Chronique poésie
Chacun y va de sa phrase, l’une incisive, l’autre ciselée, directe à l’uppercut ou stylisée, c’est la rentrée. Et le gros du bataillon littéraire cultive sa force de vente, à coups de griffe. On ne voit que des romans. L’édition poétique avance à flux détendu trois semaines derrière le lancement officiel, qui suffisent à rappeler son absolu bienfait. Absente au présentoir des meilleures scores de la quinzaine, la fonction sacrée se combine jusqu’à la composition du livre, l’obligeant à d’autres règles formelles. Gérard Haller, Claude Ber, Laurent Albaracin, Jacques Demarcq, Régis Lefort, Maulpoix, Giovanoni, Edith Azan sont quelques noms dans cette rentrée.

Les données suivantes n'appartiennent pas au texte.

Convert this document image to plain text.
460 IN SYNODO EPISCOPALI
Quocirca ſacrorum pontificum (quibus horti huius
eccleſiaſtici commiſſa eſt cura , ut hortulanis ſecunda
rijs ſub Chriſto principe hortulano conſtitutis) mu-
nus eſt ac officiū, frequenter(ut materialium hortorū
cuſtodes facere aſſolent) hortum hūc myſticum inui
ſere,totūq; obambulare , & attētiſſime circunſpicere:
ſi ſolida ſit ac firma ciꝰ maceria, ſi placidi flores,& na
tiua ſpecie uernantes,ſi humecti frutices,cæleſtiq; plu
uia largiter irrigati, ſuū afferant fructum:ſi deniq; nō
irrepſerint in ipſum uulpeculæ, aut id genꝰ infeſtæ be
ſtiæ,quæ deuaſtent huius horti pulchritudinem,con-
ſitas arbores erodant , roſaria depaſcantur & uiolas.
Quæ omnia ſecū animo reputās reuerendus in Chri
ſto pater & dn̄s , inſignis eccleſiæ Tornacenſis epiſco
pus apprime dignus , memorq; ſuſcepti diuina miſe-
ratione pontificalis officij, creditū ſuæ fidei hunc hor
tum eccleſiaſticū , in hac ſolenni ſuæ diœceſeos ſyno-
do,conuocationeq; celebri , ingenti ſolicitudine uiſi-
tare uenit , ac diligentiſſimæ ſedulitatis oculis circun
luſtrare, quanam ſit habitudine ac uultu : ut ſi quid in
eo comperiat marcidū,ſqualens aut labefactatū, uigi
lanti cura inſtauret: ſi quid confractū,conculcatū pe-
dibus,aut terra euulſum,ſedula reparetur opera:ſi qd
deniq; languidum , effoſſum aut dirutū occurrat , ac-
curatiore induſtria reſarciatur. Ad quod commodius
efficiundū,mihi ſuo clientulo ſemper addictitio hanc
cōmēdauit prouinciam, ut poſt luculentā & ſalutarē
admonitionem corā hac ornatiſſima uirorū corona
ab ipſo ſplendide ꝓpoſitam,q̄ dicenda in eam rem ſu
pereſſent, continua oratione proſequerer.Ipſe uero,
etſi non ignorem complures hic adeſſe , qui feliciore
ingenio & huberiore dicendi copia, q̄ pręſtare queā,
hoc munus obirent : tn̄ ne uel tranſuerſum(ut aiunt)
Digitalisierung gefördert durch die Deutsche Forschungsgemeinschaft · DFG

« Modulation » pour dire l’oiseau vif, moteur interne de tout poème en lisière de la littérature. Furtivement étrangère à tout ce qui pense, la modulation chante. Ou change, corrigera l’électronicien : la modulation transforme un signal, c’est sa loi. Pour Merleau Ponty, la poésie est modulation de l’existence, quand le roman s’attache aux événements inter-humains. Jacques Demarcq change et chante, reste sur sa branche mais s’autorise des voyages, fait entrer éléphantes crabes ou phacochères dans les vies volatiles de son titre, chez « Nous ». L’édition se fait réédition d’exploits et d’empreintes. Livre constellé, illogique & calligraphique, carnet de voyages, collages, méditations et traductions d’oiseaux. Autre chant autres mœurs. D’où qu’on les prenne, ses oiseaux nous cueillent. La Vie volatile est un achèvement à n’en plus finir des Zozios (2008), à propos desquels Jacques Demarcq dit qu’à la manière d’un alcoolique il a arrêté. L’oiseau serait ce qui rend la poésie plus interessante que de la poésie, pour paraphraser Fillioud. « Les oiseaux sont une chance à saisir à l’égal de l’amour. Leur prêter attention amplifie la vie. »

L’affaire Panthéon est en passe de se régler. On sait que des bandes adverses s’y frottaient et ce sont les gardiens du lieu qui ont trouvé la solution sous la forme monumentale d’un tombeau pissotière modèle Alcide Bava à la mémoire des Vilains Bonshommes. Cela fait défaut à l’actuel bâtiment et pour les restes des deux illustres, leur valeur générique suffit à les valoriser : Arthur & Verlaine gamme créative, accessoires et paletots gays. Un coin buvette, pourrait y être adjoint pour une absinthe verte et naturelle, donnant avec la récupération des urines une façade écologique et néanmoins délinquante au futur projet. Surtout, pas question de léser Charleville, son cimetière, où l’on raconte que Rimbaud reçoit encore une moyenne de deux lettres par mois. Au Panthéon, les graffitis seraient permis, conservés et classés.